L’Union européenne est devenue un projet de "hard power"

L'Union européenne ne veut plus jouer les herbivores au milieu des carnivores. Son projet est devenu celui d'un "hard power". Mais il reste à déterminer la voie à suivre.
Dans un monde où le commerce international est le reflet des tensions géopolitiques, quelle stratégie l'Europe doit-elle adopter alors que la Russie, la Chine et les États-Unis se dressent en partie comme nos adversaires?
Option n°1: une indépendance géopolitique
La première option a le mérite de la grandeur: "Make Europe Great Again". Imaginons une Europe qui projette sa puissance sur le continent, avec un marché intégré doté de capacités technologiques et sécuritaires, le tout soutenu par une refonte de l'Otan.
Cela nécessite une base industrielle et technologique robuste, soutenue par une politique industrielle, commerciale et énergétique tirant les enseignements des enjeux géopolitiques. L'Europe pourrait alors dominer la scène eurasiatique et faire face à une Russie hostile, en collaboration avec des pays comme le Royaume-Uni et la Turquie, tout en atteignant une certaine indépendance géopolitique à l'échelle mondiale.
Option n°2: le dernier bastion de la mondialisation
L’option 2 consisterait pour l’UE à se positionner comme le dernier bastion de la mondialisation, en s'appuyant sur ses valeurs: État de droit, droits de l'homme et libre-échange. Elle travaillerait main dans la main avec des nations partageant les mêmes idéaux, tout en protégeant certaines industries clés pour garantir son autonomie stratégique.
Pour assurer la stabilité, l'Europe pourrait avoir besoin de s'appuyer sur les États-Unis ou la Chine comme ancre de sécurité. Dans ce scénario, les relations avec une Russie d'après-guerre seraient marquées par une normalisation commerciale et diplomatique limitée plutôt qu'une domination hostile.
Option n°3: un protectorat américain confirmé
La troisième option verrait l’Europe continuer à jouer les seconds violons pour les États-Unis. À court terme, cela impliquerait de soutenir l'agenda "America First": conclure un accord commercial favorable aux États-Unis, financer la stabilité en Ukraine et dans les zones frontalières euro-russes, faciliter les intérêts commerciaux américains dans le maintien de la paix, la reconstruction et l'exploitation minière, accepter une paix en Ukraine qui limite l'expansion de la démocratie à l'est des frontières de l'UE, tout en suivant la ligne américaine face à la Chine.

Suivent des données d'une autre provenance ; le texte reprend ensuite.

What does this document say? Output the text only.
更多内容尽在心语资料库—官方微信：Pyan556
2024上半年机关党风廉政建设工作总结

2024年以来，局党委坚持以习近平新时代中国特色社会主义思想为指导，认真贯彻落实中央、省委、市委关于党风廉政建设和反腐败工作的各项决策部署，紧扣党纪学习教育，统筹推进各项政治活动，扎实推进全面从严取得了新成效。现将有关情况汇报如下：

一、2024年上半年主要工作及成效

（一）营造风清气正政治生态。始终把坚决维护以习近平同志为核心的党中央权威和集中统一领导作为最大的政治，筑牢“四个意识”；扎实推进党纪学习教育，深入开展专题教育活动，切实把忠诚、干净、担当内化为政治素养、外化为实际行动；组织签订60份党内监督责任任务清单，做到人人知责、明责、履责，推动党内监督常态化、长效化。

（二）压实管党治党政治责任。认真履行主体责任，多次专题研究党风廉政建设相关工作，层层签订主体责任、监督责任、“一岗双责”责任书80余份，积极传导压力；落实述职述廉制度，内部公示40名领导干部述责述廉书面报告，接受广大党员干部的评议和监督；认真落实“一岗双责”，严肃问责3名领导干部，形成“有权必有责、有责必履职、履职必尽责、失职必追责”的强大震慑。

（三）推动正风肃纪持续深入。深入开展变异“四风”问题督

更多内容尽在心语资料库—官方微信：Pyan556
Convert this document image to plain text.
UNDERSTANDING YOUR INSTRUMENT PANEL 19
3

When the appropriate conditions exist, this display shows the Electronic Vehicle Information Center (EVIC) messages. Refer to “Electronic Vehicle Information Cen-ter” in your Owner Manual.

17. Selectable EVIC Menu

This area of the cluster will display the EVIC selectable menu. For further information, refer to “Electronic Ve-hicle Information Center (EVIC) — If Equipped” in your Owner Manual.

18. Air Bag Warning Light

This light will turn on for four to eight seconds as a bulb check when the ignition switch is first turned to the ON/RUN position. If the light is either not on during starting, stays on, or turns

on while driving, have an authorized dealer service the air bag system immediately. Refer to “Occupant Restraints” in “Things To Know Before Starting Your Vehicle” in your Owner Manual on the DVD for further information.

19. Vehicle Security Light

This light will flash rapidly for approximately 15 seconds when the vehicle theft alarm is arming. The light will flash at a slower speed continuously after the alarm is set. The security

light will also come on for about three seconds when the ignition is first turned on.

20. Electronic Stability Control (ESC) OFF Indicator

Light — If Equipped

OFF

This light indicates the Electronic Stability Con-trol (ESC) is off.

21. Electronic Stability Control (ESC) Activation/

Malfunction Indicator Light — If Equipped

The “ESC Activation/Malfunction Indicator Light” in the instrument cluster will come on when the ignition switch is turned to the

En échange, l'Europe bénéficierait de garanties de sécurité minimales de la part des États-Unis, tout en restant intégrée aux marchés technologiques et financiers dirigés par les Américains, à mesure que ceux-ci se détachent de la Chine.
Quelle option choisir?
Nos dirigeants semblent opter pour toutes ces options à la fois. Nous développons nos capacités de défense et de sécurité, tout en menant une politique industrielle pour renforcer notre position géo-économique.
Nous continuons à promouvoir les accords commerciaux, y compris les tentatives d'approfondir les échanges entre l'UE et la Chine avec une production chinoise en Europe. Nous visons un partenariat avec les États-Unis, cherchant ainsi leur protection, notamment en ce qui concerne l'Ukraine et la Russie, tout en maîtrisant l'art de la négociation commerciale avec Donald Trump.
Redevenir maître de notre destin
Pour que l'Europe redevienne maîtresse de son destin, la boussole géopolitique est claire. Pour contenir la Russie de manière autonome, il nous faut une capacité de "hard power" (puissance dure, par opposition à "soft power", pouvoir d'influence) et une autonomie vis-à-vis des États-Unis, ainsi qu'une indépendance stratégique et économique suffisante de la Chine.
Cela garantirait que l'Europe puisse encore envisager un rétablissement du lien transatlantique avec les États-Unis post-Trump, un scénario historiquement judicieux que nous compromettrions en approfondissant unilatéralement nos relations commerciales avec la Chine à court terme.
Les Européens doivent comprendre collectivement que le "projet européen" est désormais un projet de puissance dure. Ce n'est pas totalement nouveau. Au début des années 1950, les pays européens d'après-guerre ont tenté d'institutionnaliser leur coopération politique et de défense, déjà en réponse à la menace soviétique. La communauté politique et de défense européenne n'a finalement pas vu le jour. La protection américaine et une communauté économique ont ensuite assuré la paix et la prospérité dans une Europe divisée.
Aujourd'hui, alors que l'Europe doit se prendre en charge et que le développement économique est subordonné à la géopolitique, l'échec n'est tout simplement pas une option.